10. A domain name system (DNS) architecture comprising:

a networking device; and

a DNS server in communication with the networking device, the DNS server configured to:

announce, based on a configuration of the DNS server, a subset of a plurality of anycast Internet Protocol (IP) addresses associated with the DNS architecture to which one or more DNS requests for the DNS architecture are addressed;

receive, from the networking device and based on at least one of the announced subset of the plurality of anycast IP addresses, a DNS request comprising the at least one of the announced subset of the plurality of anycast IP addresses; and

generate a response to the DNS request.

11. The domain name system of claim 10, further comprising:

at least one load balancer in communication with the networking device, the at least one load balancer configured to load balance a plurality of DNS requests to a plurality of DNS servers.

12. The domain name system of claim 10, wherein the at least one of the plurality of DNS servers is further configured to executing a hash function to slice the plurality of anycast IP addresses based on a number of a plurality of DNS servers of the DNS network, wherein a result of the hash function identifies the subset of the plurality of anycast IP addresses announced by the DNS server.

13. The domain name system of claim 10, further comprising:

a controller configured to transmit an identification of the subset of the plurality of anycast IP addresses to the at least one of a plurality of DNS servers.

14. The domain name system of claim 10, wherein the DNS server is further configured to:

receive a unique identification address associated with a second DNS server; and

determine, based on the unique identification address associated with the second DNS server, an operating state of the second DNS server.

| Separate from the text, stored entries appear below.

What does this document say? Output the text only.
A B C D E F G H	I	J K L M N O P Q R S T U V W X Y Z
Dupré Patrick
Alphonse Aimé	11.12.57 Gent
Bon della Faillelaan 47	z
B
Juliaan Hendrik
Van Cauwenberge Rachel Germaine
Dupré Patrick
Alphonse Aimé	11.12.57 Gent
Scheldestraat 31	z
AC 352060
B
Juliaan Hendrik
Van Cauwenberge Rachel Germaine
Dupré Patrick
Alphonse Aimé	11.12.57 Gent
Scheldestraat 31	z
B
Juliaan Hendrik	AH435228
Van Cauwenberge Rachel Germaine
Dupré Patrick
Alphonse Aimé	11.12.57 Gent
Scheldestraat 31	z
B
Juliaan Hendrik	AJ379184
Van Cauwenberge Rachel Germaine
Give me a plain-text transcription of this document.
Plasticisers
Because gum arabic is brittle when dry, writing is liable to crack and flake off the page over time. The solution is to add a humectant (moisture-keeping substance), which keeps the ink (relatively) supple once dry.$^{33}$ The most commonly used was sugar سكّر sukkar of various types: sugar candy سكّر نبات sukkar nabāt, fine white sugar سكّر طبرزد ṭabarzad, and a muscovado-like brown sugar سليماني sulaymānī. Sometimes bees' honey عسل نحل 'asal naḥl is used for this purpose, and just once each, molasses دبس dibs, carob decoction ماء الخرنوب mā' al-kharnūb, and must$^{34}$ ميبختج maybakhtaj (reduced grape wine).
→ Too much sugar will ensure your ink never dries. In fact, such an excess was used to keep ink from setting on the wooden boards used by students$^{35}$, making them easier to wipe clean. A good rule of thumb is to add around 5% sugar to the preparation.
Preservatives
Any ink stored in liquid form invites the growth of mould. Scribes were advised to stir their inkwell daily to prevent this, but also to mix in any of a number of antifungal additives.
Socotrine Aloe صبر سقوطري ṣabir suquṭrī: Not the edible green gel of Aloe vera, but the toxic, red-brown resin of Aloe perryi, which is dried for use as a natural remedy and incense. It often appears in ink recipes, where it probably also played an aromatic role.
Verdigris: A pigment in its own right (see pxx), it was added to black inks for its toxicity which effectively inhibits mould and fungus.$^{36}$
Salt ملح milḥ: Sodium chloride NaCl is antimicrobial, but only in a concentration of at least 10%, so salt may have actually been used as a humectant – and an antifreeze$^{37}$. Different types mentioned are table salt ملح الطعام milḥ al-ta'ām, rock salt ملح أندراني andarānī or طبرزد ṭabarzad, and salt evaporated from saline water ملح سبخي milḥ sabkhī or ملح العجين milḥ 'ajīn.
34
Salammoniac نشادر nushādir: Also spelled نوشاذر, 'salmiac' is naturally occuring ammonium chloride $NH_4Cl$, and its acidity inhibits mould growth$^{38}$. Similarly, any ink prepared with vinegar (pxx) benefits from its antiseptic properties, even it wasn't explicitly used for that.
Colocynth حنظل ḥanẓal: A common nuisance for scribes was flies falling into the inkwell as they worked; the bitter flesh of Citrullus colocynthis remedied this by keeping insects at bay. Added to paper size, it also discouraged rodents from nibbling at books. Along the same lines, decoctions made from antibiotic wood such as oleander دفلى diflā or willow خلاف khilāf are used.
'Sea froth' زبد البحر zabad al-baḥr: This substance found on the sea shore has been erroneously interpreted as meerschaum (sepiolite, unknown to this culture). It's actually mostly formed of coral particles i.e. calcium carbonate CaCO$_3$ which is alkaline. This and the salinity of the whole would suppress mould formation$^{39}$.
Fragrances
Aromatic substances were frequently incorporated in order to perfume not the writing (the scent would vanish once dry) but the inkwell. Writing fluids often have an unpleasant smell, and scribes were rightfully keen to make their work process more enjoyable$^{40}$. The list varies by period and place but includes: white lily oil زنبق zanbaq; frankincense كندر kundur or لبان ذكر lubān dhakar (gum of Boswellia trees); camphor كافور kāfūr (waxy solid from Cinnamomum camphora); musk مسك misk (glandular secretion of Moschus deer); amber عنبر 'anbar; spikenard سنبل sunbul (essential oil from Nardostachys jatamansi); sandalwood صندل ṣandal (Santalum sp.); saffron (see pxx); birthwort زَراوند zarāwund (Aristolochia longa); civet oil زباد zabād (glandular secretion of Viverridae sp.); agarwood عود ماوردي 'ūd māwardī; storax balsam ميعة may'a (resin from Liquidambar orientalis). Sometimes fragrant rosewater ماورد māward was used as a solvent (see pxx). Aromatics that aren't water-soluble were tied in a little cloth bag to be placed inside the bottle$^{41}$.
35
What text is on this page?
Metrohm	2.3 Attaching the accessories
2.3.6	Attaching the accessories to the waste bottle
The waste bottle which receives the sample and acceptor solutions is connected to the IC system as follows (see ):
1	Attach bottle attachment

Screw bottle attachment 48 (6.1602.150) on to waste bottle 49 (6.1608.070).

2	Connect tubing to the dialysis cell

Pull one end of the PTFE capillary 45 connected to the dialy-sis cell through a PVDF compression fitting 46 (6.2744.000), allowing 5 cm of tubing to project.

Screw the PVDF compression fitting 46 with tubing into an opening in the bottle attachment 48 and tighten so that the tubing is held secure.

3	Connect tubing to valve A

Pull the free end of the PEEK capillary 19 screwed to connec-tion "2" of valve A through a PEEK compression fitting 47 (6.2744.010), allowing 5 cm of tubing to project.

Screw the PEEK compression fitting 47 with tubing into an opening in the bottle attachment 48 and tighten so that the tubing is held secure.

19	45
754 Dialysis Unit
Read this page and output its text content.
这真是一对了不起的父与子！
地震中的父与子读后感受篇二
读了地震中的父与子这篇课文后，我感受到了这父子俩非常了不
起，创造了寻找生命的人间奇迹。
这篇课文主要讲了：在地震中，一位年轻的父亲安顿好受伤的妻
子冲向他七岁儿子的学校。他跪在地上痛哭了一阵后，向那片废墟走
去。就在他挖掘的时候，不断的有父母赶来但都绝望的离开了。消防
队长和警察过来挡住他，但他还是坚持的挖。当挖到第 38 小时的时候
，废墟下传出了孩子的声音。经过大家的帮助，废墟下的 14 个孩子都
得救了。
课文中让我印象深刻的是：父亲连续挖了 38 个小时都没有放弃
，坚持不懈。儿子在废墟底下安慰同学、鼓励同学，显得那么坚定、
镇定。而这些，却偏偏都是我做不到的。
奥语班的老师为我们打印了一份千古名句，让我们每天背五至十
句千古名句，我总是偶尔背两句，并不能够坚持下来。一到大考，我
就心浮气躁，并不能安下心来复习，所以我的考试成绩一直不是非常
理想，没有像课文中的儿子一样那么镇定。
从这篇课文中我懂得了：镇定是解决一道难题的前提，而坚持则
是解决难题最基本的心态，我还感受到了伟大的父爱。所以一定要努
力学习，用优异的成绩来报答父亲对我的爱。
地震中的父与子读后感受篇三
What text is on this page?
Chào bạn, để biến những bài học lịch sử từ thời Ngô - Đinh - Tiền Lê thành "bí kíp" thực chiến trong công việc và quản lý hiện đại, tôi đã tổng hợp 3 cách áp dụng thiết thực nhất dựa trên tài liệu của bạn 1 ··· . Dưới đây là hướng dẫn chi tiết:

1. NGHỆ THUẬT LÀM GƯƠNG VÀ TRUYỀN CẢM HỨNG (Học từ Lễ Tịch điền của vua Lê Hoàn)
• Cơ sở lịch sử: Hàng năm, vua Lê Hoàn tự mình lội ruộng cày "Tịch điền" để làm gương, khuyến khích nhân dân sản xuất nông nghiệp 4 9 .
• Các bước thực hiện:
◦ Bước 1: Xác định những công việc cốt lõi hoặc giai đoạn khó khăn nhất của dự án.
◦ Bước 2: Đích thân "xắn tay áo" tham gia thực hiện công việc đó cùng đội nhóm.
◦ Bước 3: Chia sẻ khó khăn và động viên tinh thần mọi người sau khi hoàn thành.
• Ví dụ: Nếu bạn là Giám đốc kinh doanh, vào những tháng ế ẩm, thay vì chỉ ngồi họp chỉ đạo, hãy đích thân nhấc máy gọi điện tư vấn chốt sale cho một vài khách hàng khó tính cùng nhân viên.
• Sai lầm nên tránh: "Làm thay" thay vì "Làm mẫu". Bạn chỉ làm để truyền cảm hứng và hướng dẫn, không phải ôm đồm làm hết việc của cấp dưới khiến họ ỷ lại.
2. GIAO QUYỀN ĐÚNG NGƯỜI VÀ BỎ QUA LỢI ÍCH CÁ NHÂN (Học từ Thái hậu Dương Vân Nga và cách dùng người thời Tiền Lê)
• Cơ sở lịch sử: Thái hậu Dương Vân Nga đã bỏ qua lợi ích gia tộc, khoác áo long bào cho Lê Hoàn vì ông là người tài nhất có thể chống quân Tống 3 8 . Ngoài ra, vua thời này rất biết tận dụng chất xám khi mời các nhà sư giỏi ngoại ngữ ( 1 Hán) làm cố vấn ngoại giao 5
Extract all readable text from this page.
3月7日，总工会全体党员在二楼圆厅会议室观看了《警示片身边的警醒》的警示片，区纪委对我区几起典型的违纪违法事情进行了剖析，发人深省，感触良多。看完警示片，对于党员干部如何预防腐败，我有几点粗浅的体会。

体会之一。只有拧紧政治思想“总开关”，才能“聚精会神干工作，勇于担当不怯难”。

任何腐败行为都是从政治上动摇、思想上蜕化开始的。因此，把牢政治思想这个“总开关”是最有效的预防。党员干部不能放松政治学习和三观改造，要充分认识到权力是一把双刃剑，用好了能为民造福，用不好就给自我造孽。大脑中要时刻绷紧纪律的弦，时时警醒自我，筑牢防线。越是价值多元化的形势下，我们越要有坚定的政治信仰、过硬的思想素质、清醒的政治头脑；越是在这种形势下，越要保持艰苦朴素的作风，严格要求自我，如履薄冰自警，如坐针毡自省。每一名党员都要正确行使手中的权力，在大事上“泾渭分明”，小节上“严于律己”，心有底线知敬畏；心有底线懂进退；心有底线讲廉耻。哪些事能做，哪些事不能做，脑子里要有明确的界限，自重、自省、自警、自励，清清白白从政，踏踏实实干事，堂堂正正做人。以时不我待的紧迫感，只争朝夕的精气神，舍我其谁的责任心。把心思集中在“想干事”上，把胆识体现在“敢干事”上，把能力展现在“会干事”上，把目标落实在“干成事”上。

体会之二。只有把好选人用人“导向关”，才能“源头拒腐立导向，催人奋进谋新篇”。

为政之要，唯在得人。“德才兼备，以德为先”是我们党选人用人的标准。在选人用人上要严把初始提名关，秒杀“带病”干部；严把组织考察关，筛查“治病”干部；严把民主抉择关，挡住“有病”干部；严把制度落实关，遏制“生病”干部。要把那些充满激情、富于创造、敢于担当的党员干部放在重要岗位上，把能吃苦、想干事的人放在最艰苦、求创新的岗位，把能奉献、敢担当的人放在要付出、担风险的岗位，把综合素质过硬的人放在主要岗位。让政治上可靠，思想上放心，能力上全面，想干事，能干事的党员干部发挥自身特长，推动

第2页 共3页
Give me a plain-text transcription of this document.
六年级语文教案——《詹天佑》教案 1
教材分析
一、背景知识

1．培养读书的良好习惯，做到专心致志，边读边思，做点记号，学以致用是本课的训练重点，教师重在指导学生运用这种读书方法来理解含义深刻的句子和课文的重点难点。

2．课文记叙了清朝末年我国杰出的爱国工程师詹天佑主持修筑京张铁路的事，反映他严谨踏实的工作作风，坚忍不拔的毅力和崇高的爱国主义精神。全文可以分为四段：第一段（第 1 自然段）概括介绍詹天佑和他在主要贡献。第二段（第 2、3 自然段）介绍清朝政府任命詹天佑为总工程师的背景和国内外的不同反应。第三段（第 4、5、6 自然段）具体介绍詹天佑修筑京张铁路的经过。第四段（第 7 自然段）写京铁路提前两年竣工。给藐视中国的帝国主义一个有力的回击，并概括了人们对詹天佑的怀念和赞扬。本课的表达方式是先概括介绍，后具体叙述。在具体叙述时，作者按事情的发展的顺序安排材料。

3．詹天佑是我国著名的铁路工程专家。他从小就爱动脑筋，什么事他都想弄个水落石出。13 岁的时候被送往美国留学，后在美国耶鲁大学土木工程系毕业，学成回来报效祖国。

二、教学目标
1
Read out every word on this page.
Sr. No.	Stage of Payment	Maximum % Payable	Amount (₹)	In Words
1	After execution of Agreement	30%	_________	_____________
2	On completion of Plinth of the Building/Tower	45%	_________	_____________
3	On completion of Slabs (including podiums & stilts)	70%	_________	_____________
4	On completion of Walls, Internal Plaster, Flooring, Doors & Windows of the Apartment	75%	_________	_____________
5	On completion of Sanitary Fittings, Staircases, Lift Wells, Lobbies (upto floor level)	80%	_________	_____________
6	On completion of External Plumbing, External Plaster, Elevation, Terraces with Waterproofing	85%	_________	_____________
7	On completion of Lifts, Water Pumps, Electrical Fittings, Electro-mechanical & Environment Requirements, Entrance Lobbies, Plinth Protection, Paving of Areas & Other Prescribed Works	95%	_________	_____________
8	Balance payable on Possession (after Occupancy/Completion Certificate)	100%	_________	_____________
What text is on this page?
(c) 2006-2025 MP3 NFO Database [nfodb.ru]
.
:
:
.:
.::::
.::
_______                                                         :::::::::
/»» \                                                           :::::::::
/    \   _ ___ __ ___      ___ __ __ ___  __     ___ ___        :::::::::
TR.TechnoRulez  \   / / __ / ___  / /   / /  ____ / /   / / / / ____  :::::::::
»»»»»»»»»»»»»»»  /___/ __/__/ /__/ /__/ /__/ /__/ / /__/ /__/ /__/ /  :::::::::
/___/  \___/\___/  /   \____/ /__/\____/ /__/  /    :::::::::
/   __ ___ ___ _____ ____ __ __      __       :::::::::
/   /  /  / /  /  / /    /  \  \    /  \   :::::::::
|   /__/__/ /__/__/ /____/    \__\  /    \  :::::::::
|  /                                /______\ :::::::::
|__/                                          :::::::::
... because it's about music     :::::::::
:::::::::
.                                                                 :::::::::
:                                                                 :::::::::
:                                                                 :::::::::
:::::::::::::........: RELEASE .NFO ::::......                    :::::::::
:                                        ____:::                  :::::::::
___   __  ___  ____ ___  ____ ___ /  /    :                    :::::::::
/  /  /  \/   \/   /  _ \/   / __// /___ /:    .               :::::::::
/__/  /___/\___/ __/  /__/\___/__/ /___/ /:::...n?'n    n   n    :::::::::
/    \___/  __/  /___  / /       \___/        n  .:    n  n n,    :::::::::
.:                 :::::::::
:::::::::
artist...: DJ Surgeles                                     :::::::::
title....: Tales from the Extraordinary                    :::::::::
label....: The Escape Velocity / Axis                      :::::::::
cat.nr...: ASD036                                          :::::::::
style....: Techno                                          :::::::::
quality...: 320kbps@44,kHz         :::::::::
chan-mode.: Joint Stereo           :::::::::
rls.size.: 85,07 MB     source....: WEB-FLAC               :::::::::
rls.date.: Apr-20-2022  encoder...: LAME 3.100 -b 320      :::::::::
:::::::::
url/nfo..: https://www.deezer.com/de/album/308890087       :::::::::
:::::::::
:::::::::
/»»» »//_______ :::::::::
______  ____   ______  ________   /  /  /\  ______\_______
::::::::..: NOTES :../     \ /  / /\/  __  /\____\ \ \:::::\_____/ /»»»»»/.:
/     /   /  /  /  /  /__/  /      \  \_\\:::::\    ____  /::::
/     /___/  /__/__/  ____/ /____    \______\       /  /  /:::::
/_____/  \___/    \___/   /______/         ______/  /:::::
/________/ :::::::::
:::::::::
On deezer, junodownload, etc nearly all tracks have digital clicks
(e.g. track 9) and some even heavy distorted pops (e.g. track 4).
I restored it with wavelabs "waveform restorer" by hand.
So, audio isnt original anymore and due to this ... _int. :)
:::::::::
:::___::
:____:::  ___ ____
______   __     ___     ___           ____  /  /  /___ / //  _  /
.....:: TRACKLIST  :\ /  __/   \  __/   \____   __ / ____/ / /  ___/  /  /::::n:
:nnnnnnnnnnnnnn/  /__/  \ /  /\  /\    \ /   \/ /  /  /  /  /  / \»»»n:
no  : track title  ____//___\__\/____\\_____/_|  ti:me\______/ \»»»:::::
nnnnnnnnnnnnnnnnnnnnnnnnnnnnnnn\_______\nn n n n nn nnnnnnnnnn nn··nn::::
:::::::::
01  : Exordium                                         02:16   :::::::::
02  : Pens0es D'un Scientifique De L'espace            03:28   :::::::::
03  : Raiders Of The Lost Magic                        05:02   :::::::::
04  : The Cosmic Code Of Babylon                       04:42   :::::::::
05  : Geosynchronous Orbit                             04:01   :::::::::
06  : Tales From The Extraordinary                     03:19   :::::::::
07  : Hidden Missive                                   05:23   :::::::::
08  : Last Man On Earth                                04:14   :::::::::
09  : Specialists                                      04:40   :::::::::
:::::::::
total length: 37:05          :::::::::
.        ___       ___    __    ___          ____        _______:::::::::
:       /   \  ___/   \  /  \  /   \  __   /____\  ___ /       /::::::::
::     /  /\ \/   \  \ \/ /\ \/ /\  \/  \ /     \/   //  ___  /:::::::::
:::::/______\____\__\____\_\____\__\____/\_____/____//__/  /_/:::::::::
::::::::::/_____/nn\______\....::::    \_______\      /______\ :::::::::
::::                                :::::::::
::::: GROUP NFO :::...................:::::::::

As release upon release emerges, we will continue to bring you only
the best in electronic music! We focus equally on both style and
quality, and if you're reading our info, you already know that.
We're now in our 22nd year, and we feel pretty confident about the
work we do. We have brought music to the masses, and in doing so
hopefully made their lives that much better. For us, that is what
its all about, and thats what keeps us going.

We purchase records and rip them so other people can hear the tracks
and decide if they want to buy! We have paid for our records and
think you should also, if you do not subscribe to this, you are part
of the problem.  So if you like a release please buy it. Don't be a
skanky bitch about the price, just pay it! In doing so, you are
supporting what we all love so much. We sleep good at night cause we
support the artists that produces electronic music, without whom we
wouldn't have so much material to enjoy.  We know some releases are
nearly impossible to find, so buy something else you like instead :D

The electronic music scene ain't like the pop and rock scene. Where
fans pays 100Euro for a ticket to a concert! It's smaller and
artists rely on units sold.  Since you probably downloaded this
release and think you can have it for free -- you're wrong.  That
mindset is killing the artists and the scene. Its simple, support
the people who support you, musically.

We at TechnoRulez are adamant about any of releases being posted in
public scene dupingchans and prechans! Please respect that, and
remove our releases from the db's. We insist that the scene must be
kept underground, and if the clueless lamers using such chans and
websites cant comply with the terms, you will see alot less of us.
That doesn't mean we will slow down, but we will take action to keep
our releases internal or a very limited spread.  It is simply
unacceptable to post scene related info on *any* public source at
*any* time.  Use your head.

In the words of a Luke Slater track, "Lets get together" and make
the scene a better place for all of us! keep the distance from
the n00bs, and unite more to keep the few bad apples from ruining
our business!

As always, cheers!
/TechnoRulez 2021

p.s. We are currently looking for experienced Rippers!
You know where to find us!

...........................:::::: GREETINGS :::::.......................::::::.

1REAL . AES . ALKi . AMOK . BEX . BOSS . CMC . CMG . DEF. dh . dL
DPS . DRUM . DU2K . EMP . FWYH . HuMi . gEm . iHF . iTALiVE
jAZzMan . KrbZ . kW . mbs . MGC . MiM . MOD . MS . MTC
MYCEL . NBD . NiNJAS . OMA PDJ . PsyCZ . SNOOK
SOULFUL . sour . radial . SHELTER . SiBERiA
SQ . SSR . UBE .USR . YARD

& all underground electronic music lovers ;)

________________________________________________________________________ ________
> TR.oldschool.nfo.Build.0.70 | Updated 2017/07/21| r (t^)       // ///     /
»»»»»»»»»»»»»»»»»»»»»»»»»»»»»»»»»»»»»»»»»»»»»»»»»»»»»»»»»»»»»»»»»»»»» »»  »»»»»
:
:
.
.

15. The domain name system of claim 10, wherein the DNS server is further configured to:

remove, based on an overload condition at the DNS server, one or more anycast IP addresses from the announced subset of the plurality of anycast IP addresses to redirect additional DNS requests associated with the removed one or more anycast IP addresses to redirect additional DNS requests associated with the removed one or more anycast IP addresses to another DNS server.

16. The domain name system of claim 15, wherein the networking device is associated with a preferred anycast IP address from the plurality of anycast IP addresses, the DNS server connected to the networking device announcing the preferred anycast IP address during an overload condition at the DNS server.